Today, I had the chance to sit in the front row of a Question and Answer session with respected news correspondent Anderson Cooper. The Q & A was part of a preview event Anderson was invited to participate in at Portland State University Native American Student and Community Center before he was to be whisked off to give the keynote speech at PSU's Simon Benson awards banquet that honors PSU alumni and philanthropists.
During the Q & A session, which I was invited to because of my connections as a grad student in the University of Oregon's School of Journalism and Communications multi-media program, Anderson shared the story of his long hours and hard work and late nights and then eventual rise from fledgling, solo reporter to where he is today, one of the most respected television news correspondents and anchors in our country. He anchors Anderson Cooper 360, http://ac360.blogs.cnn.com/ reports for CBS's 60 Minutes, and has been an ABC News correspondent and has reported for World News Tonight and 20/20. Over the years, he has reported from war-ravaged villages risking his life for the story he believes needs to be shared.
Anderson Cooper is one of those genuine, warm, sincere, trusted, natural story tellers who asks the tough questions without being arrogant as some television personalities can appear to be. In his conversational style, he's like family, someone who is "sympathisch," the German word I think of, which is hard to translate but means something like "nice, exudes warmth." Anderson's passion is for story and sharing the stories that matter, stories that make people think and feel and especially move to action.
He says he will always share these kinds of stories. He will not just report a story in order to beat the ratings race. He's been reporting from forgotten places, or places that people have never even heard about, for years. He's not about the ratings or the popularity or the number of twitter followers, though he's got those -- over four million, to be exact.
Anderson said people often ask to pose with him to get their picture taken, and he usually happily obliges. "Ninety-nine percent of the time. I am honored that someone cares and wants to get a photo with me," he said.
One time, though, it was 2 a.m. at a bar when someone approached him for that "photo-op," and he thought, "Oh, it's really late and if we start this, everyone in the bar will want photos." So, instead he said something like, "Hey, how about if we forgo the photo and just have a conversation?
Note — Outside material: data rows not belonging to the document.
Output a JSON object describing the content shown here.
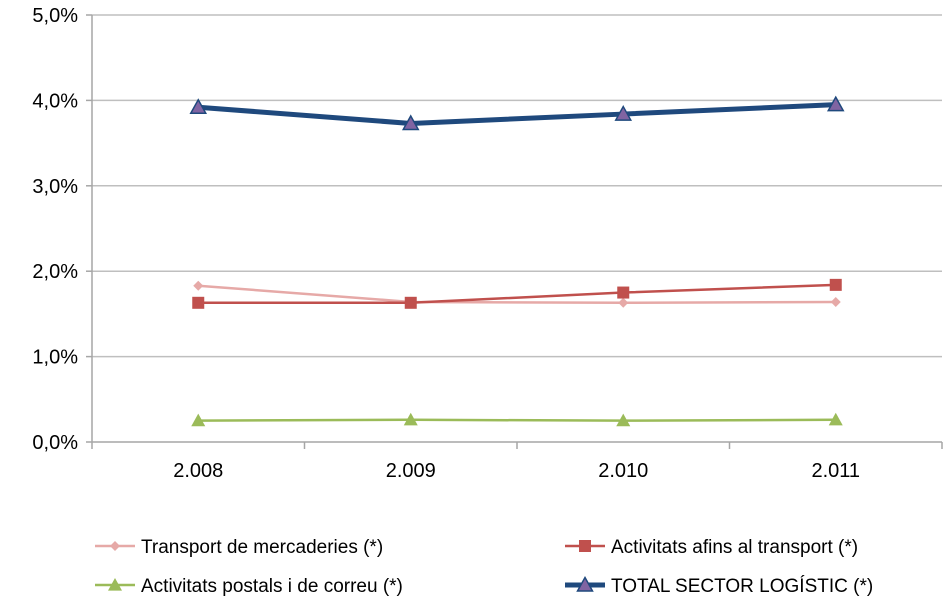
{
  "chart_data": {
    "type": "line",
    "title": "",
    "xlabel": "",
    "ylabel": "",
    "categories": [
      "2.008",
      "2.009",
      "2.010",
      "2.011"
    ],
    "ylim": [
      0,
      5
    ],
    "y_ticks": [
      0,
      1,
      2,
      3,
      4,
      5
    ],
    "y_tick_labels": [
      "0,0%",
      "1,0%",
      "2,0%",
      "3,0%",
      "4,0%",
      "5,0%"
    ],
    "grid": true,
    "legend_position": "bottom",
    "series": [
      {
        "name": "Transport de mercaderies (*)",
        "values": [
          1.83,
          1.64,
          1.63,
          1.64
        ],
        "color": "#E6A9A7",
        "marker": "diamond"
      },
      {
        "name": "Activitats afins al transport (*)",
        "values": [
          1.63,
          1.63,
          1.75,
          1.84
        ],
        "color": "#C0504D",
        "marker": "square"
      },
      {
        "name": "Activitats postals i de correu (*)",
        "values": [
          0.25,
          0.26,
          0.25,
          0.26
        ],
        "color": "#9BBB59",
        "marker": "triangle"
      },
      {
        "name": "TOTAL SECTOR LOGÍSTIC (*)",
        "values": [
          3.92,
          3.73,
          3.84,
          3.95
        ],
        "color": "#1F497D",
        "marker": "triangle"
      }
    ]
  }
}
You can tell me about yourself, I'd love to hear about your family."
The person, though, who asked to pose in a photo with Anderson, was not interested in talking or sharing a conversation with Anderson. He just wanted a photograph of them together. Perhaps he wanted to post it on his Facebook page and Twitter feed or Instagram site. Bragging rights. It was sure to garner a bunch of "likes" and "wow" and "jealous" comments.
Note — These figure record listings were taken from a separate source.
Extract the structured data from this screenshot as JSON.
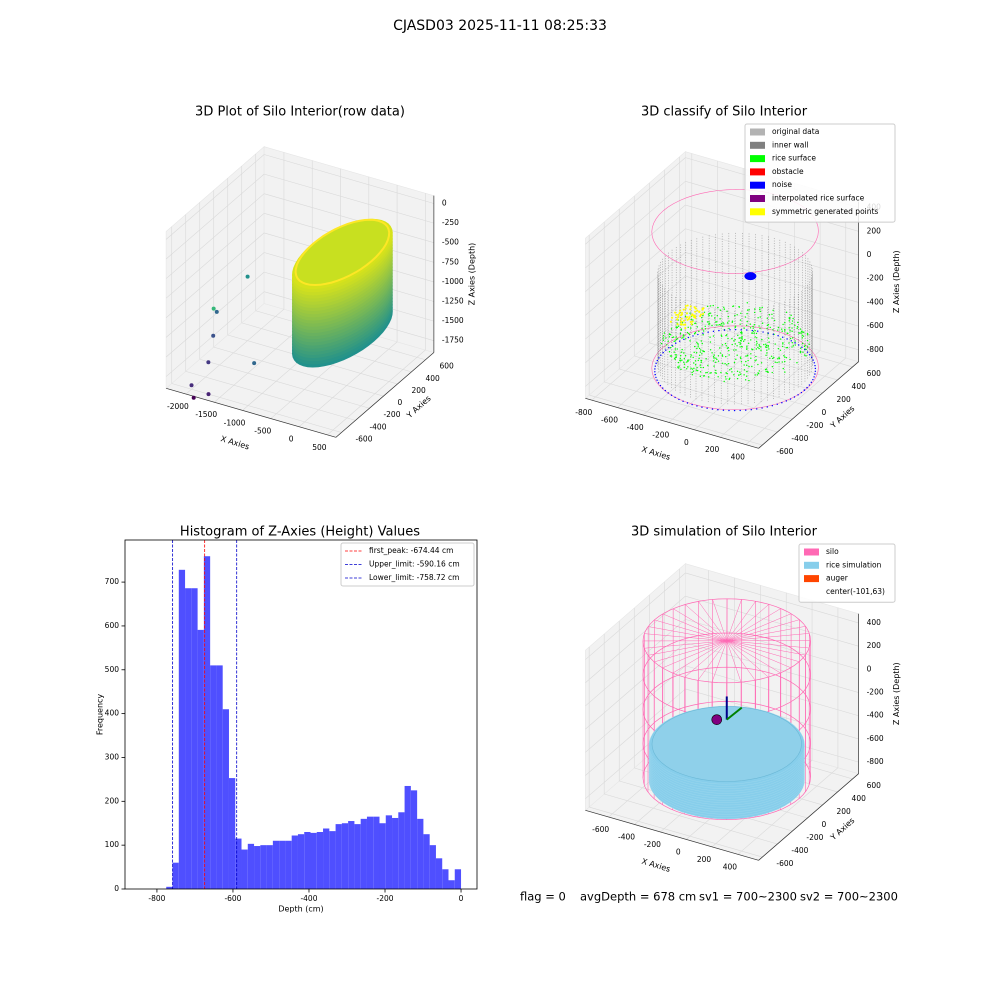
{
  "title": "CJASD03 2025-11-11 08:25:33",
  "chart_data": [
    {
      "type": "scatter3d",
      "title": "3D Plot of Silo Interior(row data)",
      "xlabel": "X Axies",
      "ylabel": "Y Axies",
      "zlabel": "Z Axies (Depth)",
      "xlim": [
        -2350,
        650
      ],
      "ylim": [
        -680,
        720
      ],
      "zlim": [
        -1900,
        100
      ],
      "xticks": [
        -2000,
        -1500,
        -1000,
        -500,
        0,
        500
      ],
      "yticks": [
        -600,
        -400,
        -200,
        0,
        200,
        400,
        600
      ],
      "zticks": [
        -1750,
        -1500,
        -1250,
        -1000,
        -750,
        -500,
        -250,
        0
      ]
    },
    {
      "type": "scatter3d",
      "title": "3D classify of Silo Interior",
      "xlabel": "X Axies",
      "ylabel": "Y Axies",
      "zlabel": "Z Axies (Depth)",
      "xlim": [
        -850,
        500
      ],
      "ylim": [
        -650,
        680
      ],
      "zlim": [
        -900,
        450
      ],
      "xticks": [
        -800,
        -600,
        -400,
        -200,
        0,
        200,
        400
      ],
      "yticks": [
        -600,
        -400,
        -200,
        0,
        200,
        400,
        600
      ],
      "zticks": [
        -800,
        -600,
        -400,
        -200,
        0,
        200,
        400
      ],
      "legend": [
        {
          "name": "original data",
          "color": "#b3b3b3"
        },
        {
          "name": "inner wall",
          "color": "#808080"
        },
        {
          "name": "rice surface",
          "color": "#00ff00"
        },
        {
          "name": "obstacle",
          "color": "#ff0000"
        },
        {
          "name": "noise",
          "color": "#0000ff"
        },
        {
          "name": "interpolated rice surface",
          "color": "#800080"
        },
        {
          "name": "symmetric generated points",
          "color": "#ffff00"
        }
      ]
    },
    {
      "type": "histogram",
      "title": "Histogram of Z-Axies (Height) Values",
      "xlabel": "Depth (cm)",
      "ylabel": "Frequency",
      "color": "#4f4fff",
      "xlim": [
        -884,
        42
      ],
      "ylim": [
        0,
        796
      ],
      "xticks": [
        -800,
        -600,
        -400,
        -200,
        0
      ],
      "yticks": [
        0,
        100,
        200,
        300,
        400,
        500,
        600,
        700
      ],
      "bins": [
        -775.5,
        -759,
        -742.5,
        -726,
        -709.5,
        -693,
        -676.5,
        -660,
        -643.5,
        -627,
        -610.5,
        -594,
        -577.5,
        -561,
        -544.5,
        -528,
        -511.5,
        -495,
        -478.5,
        -462,
        -445.5,
        -429,
        -412.5,
        -396,
        -379.5,
        -363,
        -346.5,
        -330,
        -313.5,
        -297,
        -280.5,
        -264,
        -247.5,
        -231,
        -214.5,
        -198,
        -181.5,
        -165,
        -148.5,
        -132,
        -115.5,
        -99,
        -82.5,
        -66,
        -49.5,
        -33,
        -16.5,
        0
      ],
      "values": [
        5,
        60,
        728,
        686,
        686,
        591,
        759,
        510,
        510,
        410,
        253,
        115,
        90,
        103,
        98,
        100,
        100,
        110,
        110,
        110,
        122,
        125,
        130,
        128,
        130,
        138,
        132,
        148,
        150,
        155,
        148,
        160,
        165,
        165,
        150,
        168,
        162,
        175,
        235,
        225,
        160,
        125,
        100,
        70,
        45,
        20,
        45
      ],
      "vlines": [
        {
          "value": -674.44,
          "label": "first_peak: -674.44 cm",
          "color": "#ff0000"
        },
        {
          "value": -590.16,
          "label": "Upper_limit: -590.16 cm",
          "color": "#0000cc"
        },
        {
          "value": -758.72,
          "label": "Lower_limit: -758.72 cm",
          "color": "#0000cc"
        }
      ]
    },
    {
      "type": "surface3d",
      "title": "3D simulation of Silo Interior",
      "xlabel": "X Axies",
      "ylabel": "Y Axies",
      "zlabel": "Z Axies (Depth)",
      "xlim": [
        -780,
        560
      ],
      "ylim": [
        -650,
        680
      ],
      "zlim": [
        -900,
        480
      ],
      "xticks": [
        -600,
        -400,
        -200,
        0,
        200,
        400
      ],
      "yticks": [
        -600,
        -400,
        -200,
        0,
        200,
        400,
        600
      ],
      "zticks": [
        -800,
        -600,
        -400,
        -200,
        0,
        200,
        400
      ],
      "legend": [
        {
          "name": "silo",
          "color": "#ff69b4"
        },
        {
          "name": "rice simulation",
          "color": "#87ceeb"
        },
        {
          "name": "auger",
          "color": "#ff4500"
        },
        {
          "name": "center(-101,63)"
        }
      ]
    }
  ],
  "footer": [
    "flag = 0",
    "avgDepth = 678 cm",
    "sv1 = 700~2300",
    "sv2 = 700~2300"
  ]
}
"People today replace the image with real life," Anderson Cooper reflected as he shared that story. Indeed, people want to "tweet it" or "post it" or show it to their friends on some other social media outlet, even if they have not really lived it.
As I wrote his quote down, the one about replacing real life with the image, Anderson Cooper looked directly at me, in the front row about 20 feet from him, and said to me, "See, what you're doing, and have been doing this entire time," and he smiled.
I mumbled something, half apologetically laughing, about how I just didn't want to forget his quote, and that I was getting some video for my grad course in Oral History, and yes, OK, I did tweet and post a photo of Anderson Cooper on Facebook so I could, I confess, garner a bunch of "likes" and "oohs" and "aahs" and "wows."
When I had found out that I was one of the eight students in my graduate program to get a seat for this invite-only event to see Anderson Cooper in person, I had emailed the organizer, asking in as much of my "I'm not a brown-noser" voice as possible, if there would be an opportunity for photos with Anderson after the event. The organizer replied in a rather encouraging way that it was a possibility.
However, after Anderson Cooper made that comment regarding people wanting the image rather than real life, I was not about to ask him to pose for a photo with me. I felt shallow for even thinking of it.
Though I am a big social media person, Anderson Cooper's statement got me musing on the value and importance being present, rather than just preserving the moment for later. Presence! In this day of technology and instant posting, I am constantly needing this reminder. We all are. We need to ask ourselves is it about the image or living? This is something I try to remind my children of as well.
The way the event with Anderson Cooper turned out, there were no opportunities for photos with him anyway, as he had to leave right away for the charity/awards night.
But, given the opportunity, I'd like to say, that if I had to choose, I'd rather spend time with him -- or any other person -- rather than needing a photograph of the moment.
I'll take the real-life over the image any day.
Oh, OK I like my photos with people as well. I'll take both, if I can have them, but I know that real-life is the most important. Being present with whom you are present. Now.